I don't understand why hacking through PDF is considered old school. Is the exploit really old?

Re:

[ma1wrbu5tr]

I guess because they used good old fashioned con artistry in the form of a seemingly somewhat successful spearphish. (Say that four times fast , boys and goyls!)

What ever you do - don't mention Microsoft Windows

[dgharmon]

"The malware also compromised the computers of a prominent research foundation in Hungary, two thinktanks, and an unnamed healthcare provider in the US"
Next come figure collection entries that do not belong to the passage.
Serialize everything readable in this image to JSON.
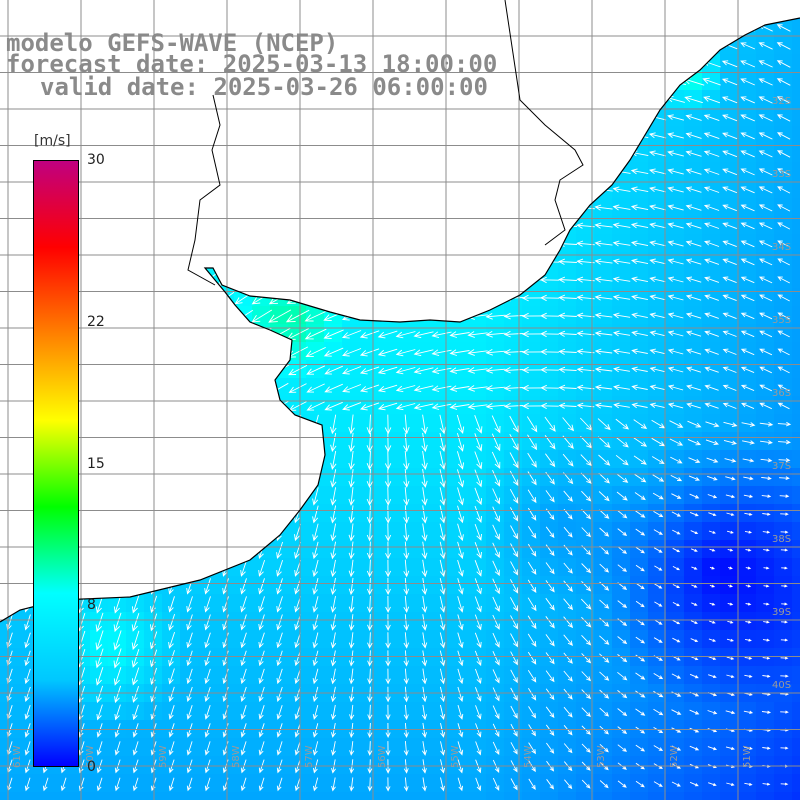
{
  "header": {
    "line1": "modelo GEFS-WAVE (NCEP)",
    "line2": "forecast date: 2025-03-13 18:00:00",
    "line3": "valid date: 2025-03-26 06:00:00"
  },
  "colorbar": {
    "unit": "[m/s]",
    "ticks": [
      {
        "label": "30",
        "value": 30
      },
      {
        "label": "22",
        "value": 22
      },
      {
        "label": "15",
        "value": 15
      },
      {
        "label": "8",
        "value": 8
      },
      {
        "label": "0",
        "value": 0
      }
    ],
    "colors": [
      "#0000ff",
      "#00c8ff",
      "#00ffff",
      "#00ff00",
      "#ffff00",
      "#ff8000",
      "#ff0000",
      "#c00080"
    ]
  },
  "map": {
    "lat_labels": [
      "32S",
      "33S",
      "34S",
      "35S",
      "36S",
      "37S",
      "38S",
      "39S",
      "40S"
    ],
    "lon_labels": [
      "61W",
      "60W",
      "59W",
      "58W",
      "57W",
      "56W",
      "55W",
      "54W",
      "53W",
      "52W",
      "51W"
    ],
    "land_color": "#ffffff",
    "grid_color": "#8c8c8c",
    "arrow_color": "#ffffff"
  }
}
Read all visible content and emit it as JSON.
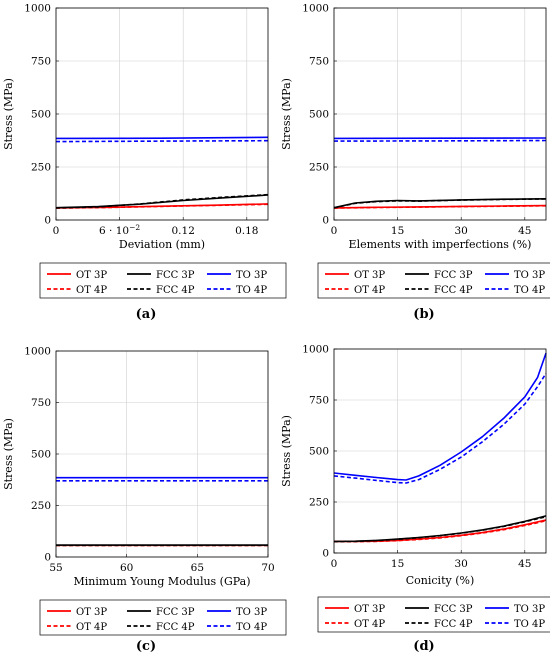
{
  "legend_entries": [
    {
      "label": "OT 3P",
      "color": "#ff0000",
      "dash": false
    },
    {
      "label": "FCC 3P",
      "color": "#000000",
      "dash": false
    },
    {
      "label": "TO 3P",
      "color": "#0000ff",
      "dash": false
    },
    {
      "label": "OT 4P",
      "color": "#ff0000",
      "dash": true
    },
    {
      "label": "FCC 4P",
      "color": "#000000",
      "dash": true
    },
    {
      "label": "TO 4P",
      "color": "#0000ff",
      "dash": true
    }
  ],
  "chart_data": [
    {
      "type": "line",
      "panel_label": "(a)",
      "xlabel": "Deviation (mm)",
      "ylabel": "Stress (MPa)",
      "xlim": [
        0,
        0.2
      ],
      "ylim": [
        0,
        1000
      ],
      "xticks": [
        0,
        0.06,
        0.12,
        0.18
      ],
      "xtick_labels": [
        "0",
        "6 · 10",
        "0.12",
        "0.18"
      ],
      "xtick_superscripts": [
        "",
        "−2",
        "",
        ""
      ],
      "yticks": [
        0,
        250,
        500,
        750,
        1000
      ],
      "ytick_labels": [
        "0",
        "250",
        "500",
        "750",
        "1000"
      ],
      "series": [
        {
          "name": "OT 3P",
          "x": [
            0,
            0.05,
            0.1,
            0.15,
            0.2
          ],
          "y": [
            57,
            60,
            65,
            70,
            76
          ]
        },
        {
          "name": "FCC 3P",
          "x": [
            0,
            0.04,
            0.08,
            0.12,
            0.16,
            0.2
          ],
          "y": [
            58,
            63,
            75,
            92,
            105,
            118
          ]
        },
        {
          "name": "TO 3P",
          "x": [
            0,
            0.1,
            0.2
          ],
          "y": [
            385,
            386,
            390
          ]
        },
        {
          "name": "OT 4P",
          "x": [
            0,
            0.05,
            0.1,
            0.15,
            0.2
          ],
          "y": [
            56,
            59,
            64,
            69,
            74
          ]
        },
        {
          "name": "FCC 4P",
          "x": [
            0,
            0.04,
            0.08,
            0.12,
            0.16,
            0.2
          ],
          "y": [
            57,
            62,
            76,
            95,
            108,
            120
          ]
        },
        {
          "name": "TO 4P",
          "x": [
            0,
            0.1,
            0.2
          ],
          "y": [
            370,
            372,
            374
          ]
        }
      ]
    },
    {
      "type": "line",
      "panel_label": "(b)",
      "xlabel": "Elements with imperfections (%)",
      "ylabel": "Stress (MPa)",
      "xlim": [
        0,
        50
      ],
      "ylim": [
        0,
        1000
      ],
      "xticks": [
        0,
        15,
        30,
        45
      ],
      "xtick_labels": [
        "0",
        "15",
        "30",
        "45"
      ],
      "xtick_superscripts": [
        "",
        "",
        "",
        ""
      ],
      "yticks": [
        0,
        250,
        500,
        750,
        1000
      ],
      "ytick_labels": [
        "0",
        "250",
        "500",
        "750",
        "1000"
      ],
      "series": [
        {
          "name": "OT 3P",
          "x": [
            0,
            10,
            20,
            30,
            40,
            50
          ],
          "y": [
            57,
            60,
            62,
            64,
            66,
            68
          ]
        },
        {
          "name": "FCC 3P",
          "x": [
            0,
            5,
            10,
            15,
            20,
            30,
            40,
            50
          ],
          "y": [
            58,
            80,
            88,
            92,
            90,
            95,
            98,
            100
          ]
        },
        {
          "name": "TO 3P",
          "x": [
            0,
            25,
            50
          ],
          "y": [
            385,
            386,
            387
          ]
        },
        {
          "name": "OT 4P",
          "x": [
            0,
            10,
            20,
            30,
            40,
            50
          ],
          "y": [
            56,
            59,
            61,
            63,
            65,
            67
          ]
        },
        {
          "name": "FCC 4P",
          "x": [
            0,
            5,
            10,
            15,
            20,
            30,
            40,
            50
          ],
          "y": [
            57,
            79,
            87,
            90,
            89,
            94,
            97,
            99
          ]
        },
        {
          "name": "TO 4P",
          "x": [
            0,
            25,
            50
          ],
          "y": [
            372,
            373,
            375
          ]
        }
      ]
    },
    {
      "type": "line",
      "panel_label": "(c)",
      "xlabel": "Minimum Young Modulus (GPa)",
      "ylabel": "Stress (MPa)",
      "xlim": [
        55,
        70
      ],
      "ylim": [
        0,
        1000
      ],
      "xticks": [
        55,
        60,
        65,
        70
      ],
      "xtick_labels": [
        "55",
        "60",
        "65",
        "70"
      ],
      "xtick_superscripts": [
        "",
        "",
        "",
        ""
      ],
      "yticks": [
        0,
        250,
        500,
        750,
        1000
      ],
      "ytick_labels": [
        "0",
        "250",
        "500",
        "750",
        "1000"
      ],
      "series": [
        {
          "name": "OT 3P",
          "x": [
            55,
            70
          ],
          "y": [
            57,
            57
          ]
        },
        {
          "name": "FCC 3P",
          "x": [
            55,
            70
          ],
          "y": [
            58,
            58
          ]
        },
        {
          "name": "TO 3P",
          "x": [
            55,
            70
          ],
          "y": [
            385,
            385
          ]
        },
        {
          "name": "OT 4P",
          "x": [
            55,
            70
          ],
          "y": [
            56,
            56
          ]
        },
        {
          "name": "FCC 4P",
          "x": [
            55,
            70
          ],
          "y": [
            57,
            57
          ]
        },
        {
          "name": "TO 4P",
          "x": [
            55,
            70
          ],
          "y": [
            370,
            370
          ]
        }
      ]
    },
    {
      "type": "line",
      "panel_label": "(d)",
      "xlabel": "Conicity (%)",
      "ylabel": "Stress (MPa)",
      "xlim": [
        0,
        50
      ],
      "ylim": [
        0,
        1000
      ],
      "xticks": [
        0,
        15,
        30,
        45
      ],
      "xtick_labels": [
        "0",
        "15",
        "30",
        "45"
      ],
      "xtick_superscripts": [
        "",
        "",
        "",
        ""
      ],
      "yticks": [
        0,
        250,
        500,
        750,
        1000
      ],
      "ytick_labels": [
        "0",
        "250",
        "500",
        "750",
        "1000"
      ],
      "series": [
        {
          "name": "OT 3P",
          "x": [
            0,
            5,
            10,
            15,
            20,
            25,
            30,
            35,
            40,
            45,
            50
          ],
          "y": [
            57,
            57,
            58,
            62,
            68,
            76,
            87,
            100,
            117,
            138,
            162
          ]
        },
        {
          "name": "FCC 3P",
          "x": [
            0,
            5,
            10,
            15,
            20,
            25,
            30,
            35,
            40,
            45,
            50
          ],
          "y": [
            57,
            58,
            62,
            68,
            76,
            86,
            98,
            113,
            132,
            155,
            182
          ]
        },
        {
          "name": "TO 3P",
          "x": [
            0,
            5,
            10,
            15,
            17,
            20,
            25,
            30,
            35,
            40,
            45,
            48,
            50
          ],
          "y": [
            392,
            381,
            370,
            360,
            358,
            378,
            430,
            495,
            570,
            660,
            765,
            860,
            980
          ]
        },
        {
          "name": "OT 4P",
          "x": [
            0,
            5,
            10,
            15,
            20,
            25,
            30,
            35,
            40,
            45,
            50
          ],
          "y": [
            56,
            56,
            57,
            61,
            66,
            74,
            85,
            98,
            114,
            135,
            158
          ]
        },
        {
          "name": "FCC 4P",
          "x": [
            0,
            5,
            10,
            15,
            20,
            25,
            30,
            35,
            40,
            45,
            50
          ],
          "y": [
            56,
            57,
            61,
            67,
            75,
            85,
            97,
            112,
            130,
            153,
            178
          ]
        },
        {
          "name": "TO 4P",
          "x": [
            0,
            5,
            10,
            15,
            17,
            20,
            25,
            30,
            35,
            40,
            45,
            48,
            50
          ],
          "y": [
            378,
            367,
            356,
            345,
            343,
            360,
            410,
            470,
            545,
            630,
            730,
            815,
            880
          ]
        }
      ]
    }
  ]
}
Is there some kind of rule on tech sites that you're not allowed to mention Microsoft Windows in relation to Windows malware.

Re:

[trentfoley]

I had lots of fun with that in the early 90's. The first time I used the tool, I created a virus with no payload - just replicating and... accidentally unleashed it on my employers network. Fortunately, being the only admin, I cleaned it up before anyone noticed - not that they would anyway. Still, thanks for the memory. And, my kids would never find such a thing on my computers! They have yet to break my encryption.

first thing I thought of

[inode_buddha]

first thing I thought of when I saw this was, +0rc and Fravia's pages.... wow that takes me back

One decade ago

[Anonymous Coward]

Eugene Kaspersky says it's an unusual piece of malware because it's reminiscent of attacks from two decades ago. 'I remember this style of malicious programming from the end of the 1990s and the beginning of the 2000s.

Unless I've been asleep for a very long time, the late 90s/early 00s is one decade ago.

Re:

[PiRXlv]

Late 90s is about 15 years ago. Not sure it can be called two decades, but without a doubt it's more than one decade.